Namentlich entschied der Bundestag wiederum über die Verlängerung der maximalen durchschnittlichen Laufzeit der EFSF-Darlehen an Irland und Portugal um sieben Jahre. Der Irland-Verlängerung stimmten 500 Abgeordnete zu, 90 lehnten sie bei vier Enthal-tungen ab. Die Portugal-Verlängerung billigten 494 Abgeordnete, 92 lehnten sie ab, fünf enthielten sich.

„Wir sind bei der Bekämpfung der Staatsschuldenkrise im letzten Jahr gut vorangekommen. Wir haben die Währungsunion Schritt für Schritt stabilisiert“, stellte Schäuble in seiner Regierungserklärung fest. Deshalb müsse man sich nun auch der Probleme des kleinen Inselstaates annehmen, obwohl sein Bruttosozialprodukt nur 0,2 Prozent der Euro-Zone betrage. „Wir müssen verhindern, dass aus Problemen in Zypern Probleme für die anderen Länder werden“, sagte der Finanzminister. Wenn man Zypern nicht helfe, stehe das Land vor dem Staatsbankrott, warnte er. Dies könne andere Länder der Euro-Zone in Mitleidenschaft ziehen. Damit kommt die sogenannte Systemrelevanz ins Spiel, die Voraussetzung für Hilfen aus dem Euro-Rettungsschirm ist. Sie besagt: Hilfen können nur dann gewährt werden, wenn die Finanzstabilität der Euro-Zone als Ganzes bedroht ist. Außerdem dürfe die Hilfe nur so hoch sein, dass das Land seine Schuldentragfähigkeit bald wieder erlangen könne, sagte Schäuble.

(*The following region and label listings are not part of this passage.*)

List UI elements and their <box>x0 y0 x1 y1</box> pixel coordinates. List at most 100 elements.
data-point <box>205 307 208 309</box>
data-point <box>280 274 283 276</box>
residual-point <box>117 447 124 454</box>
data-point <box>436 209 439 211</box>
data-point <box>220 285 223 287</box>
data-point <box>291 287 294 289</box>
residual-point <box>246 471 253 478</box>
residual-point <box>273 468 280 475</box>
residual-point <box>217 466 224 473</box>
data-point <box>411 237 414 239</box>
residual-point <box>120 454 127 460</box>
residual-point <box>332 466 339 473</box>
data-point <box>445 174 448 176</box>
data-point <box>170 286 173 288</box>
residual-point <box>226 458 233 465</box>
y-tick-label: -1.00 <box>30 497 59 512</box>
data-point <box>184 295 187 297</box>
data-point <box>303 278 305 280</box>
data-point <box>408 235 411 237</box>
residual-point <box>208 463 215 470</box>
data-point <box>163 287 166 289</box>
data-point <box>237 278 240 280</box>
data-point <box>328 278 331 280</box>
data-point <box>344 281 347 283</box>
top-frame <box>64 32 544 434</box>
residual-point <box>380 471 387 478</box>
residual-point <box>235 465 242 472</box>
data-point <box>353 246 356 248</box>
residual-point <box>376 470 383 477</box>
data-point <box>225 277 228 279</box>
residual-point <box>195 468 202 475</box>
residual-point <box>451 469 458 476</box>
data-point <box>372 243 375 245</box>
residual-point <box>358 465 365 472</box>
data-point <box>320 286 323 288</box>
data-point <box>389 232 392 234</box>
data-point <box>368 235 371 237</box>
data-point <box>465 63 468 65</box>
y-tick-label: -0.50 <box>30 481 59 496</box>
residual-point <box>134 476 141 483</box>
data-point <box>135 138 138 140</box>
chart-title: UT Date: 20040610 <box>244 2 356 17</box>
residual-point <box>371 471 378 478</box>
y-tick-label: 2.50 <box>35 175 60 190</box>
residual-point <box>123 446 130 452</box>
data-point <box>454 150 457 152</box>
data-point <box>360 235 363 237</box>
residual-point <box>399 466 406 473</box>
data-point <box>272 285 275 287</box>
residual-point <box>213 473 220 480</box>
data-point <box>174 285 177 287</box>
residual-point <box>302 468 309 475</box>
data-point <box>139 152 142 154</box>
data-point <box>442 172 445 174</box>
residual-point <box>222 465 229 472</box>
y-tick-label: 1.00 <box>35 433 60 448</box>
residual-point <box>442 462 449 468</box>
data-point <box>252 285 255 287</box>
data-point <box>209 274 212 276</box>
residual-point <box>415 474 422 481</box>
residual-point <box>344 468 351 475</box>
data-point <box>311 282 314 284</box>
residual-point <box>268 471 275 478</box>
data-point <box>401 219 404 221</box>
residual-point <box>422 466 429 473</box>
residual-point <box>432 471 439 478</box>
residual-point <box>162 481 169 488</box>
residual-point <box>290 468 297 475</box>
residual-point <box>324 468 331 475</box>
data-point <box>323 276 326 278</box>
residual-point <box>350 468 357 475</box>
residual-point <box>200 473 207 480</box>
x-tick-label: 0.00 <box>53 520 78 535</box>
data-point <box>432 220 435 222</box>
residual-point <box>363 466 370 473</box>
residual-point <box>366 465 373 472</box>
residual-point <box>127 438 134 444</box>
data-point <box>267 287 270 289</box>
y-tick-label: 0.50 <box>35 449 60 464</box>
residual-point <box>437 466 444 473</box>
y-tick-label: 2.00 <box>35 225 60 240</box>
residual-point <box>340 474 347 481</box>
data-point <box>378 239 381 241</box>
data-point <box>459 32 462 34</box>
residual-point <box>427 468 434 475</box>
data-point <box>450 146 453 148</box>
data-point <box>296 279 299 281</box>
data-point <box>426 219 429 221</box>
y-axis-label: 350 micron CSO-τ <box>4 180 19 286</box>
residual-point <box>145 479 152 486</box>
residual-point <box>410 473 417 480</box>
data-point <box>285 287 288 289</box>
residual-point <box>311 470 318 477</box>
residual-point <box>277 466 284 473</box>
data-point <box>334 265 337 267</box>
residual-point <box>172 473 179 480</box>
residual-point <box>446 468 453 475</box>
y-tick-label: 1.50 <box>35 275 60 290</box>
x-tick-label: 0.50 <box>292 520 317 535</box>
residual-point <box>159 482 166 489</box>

Bis 2020 soll Zypern einen Schuldenstand von 100 Prozent des Bruttoinlandsprodukts erreichen. Wie für alle anderen Euro-Krisenländer, die mit Krediten aus dem ESM unterstützt werden, gilt auch für Zypern: „Hilfe ist immer Hilfe zur Selbsthilfe“, betonte Schäuble. Damit die Inselrepublik neun Milliarden Euro aus dem europäischen Rettungsschirm und eine Milliarde vom Internationalen Währungsfonds (IWF) erhalten kann, muss es selbst den restlichen Finanzbedarf von rund 13 Milliarden Euro schultern. Außerdem muss Zypern wie die anderen sogenannten Programmländer wirtschafts- und sozialpolitische Reformen durchführen, die es mit der Troika aus EU-Kommission, Eu-ropäischer Zentralbank (EZB) und IWF vereinbart hat. In Zypern kommen strenge Auflagen zur Restrukturierung des Bankensektors hinzu. Der Minister wies in diesem Zusammenhang darauf hin, dass „der völlig überdimensionierte Bankensektor vehement gesundgeschrumpft“ werde. Bei Einlagen über 100.000 Euro müssen sich die Kontoinhaber mit erheblichen Summen beteiligen. Die Beteiligung von Anlegern ist bislang einmalig: „Es muss im Falle von Schieflagen von Banken eine Haftungsreihenfolge geben“, betonte Schäuble. Steuerzahler und Staatengemeinschaft dürfen bei einer drohenden Bankenpleite erst an letzter Stelle einspringen. Zuerst kommen die Eigentümer (meist also Aktionäre), dann die nachrangigen Fremdkapitalgeber (Anleihegläubiger) und danach bis zu einer gewissen Grenze die großen Einleger (Kontoinhaber). Erst danach der Heimatstaat und nur im äußersten Fall dürften die anderen Eurostaaten helfen.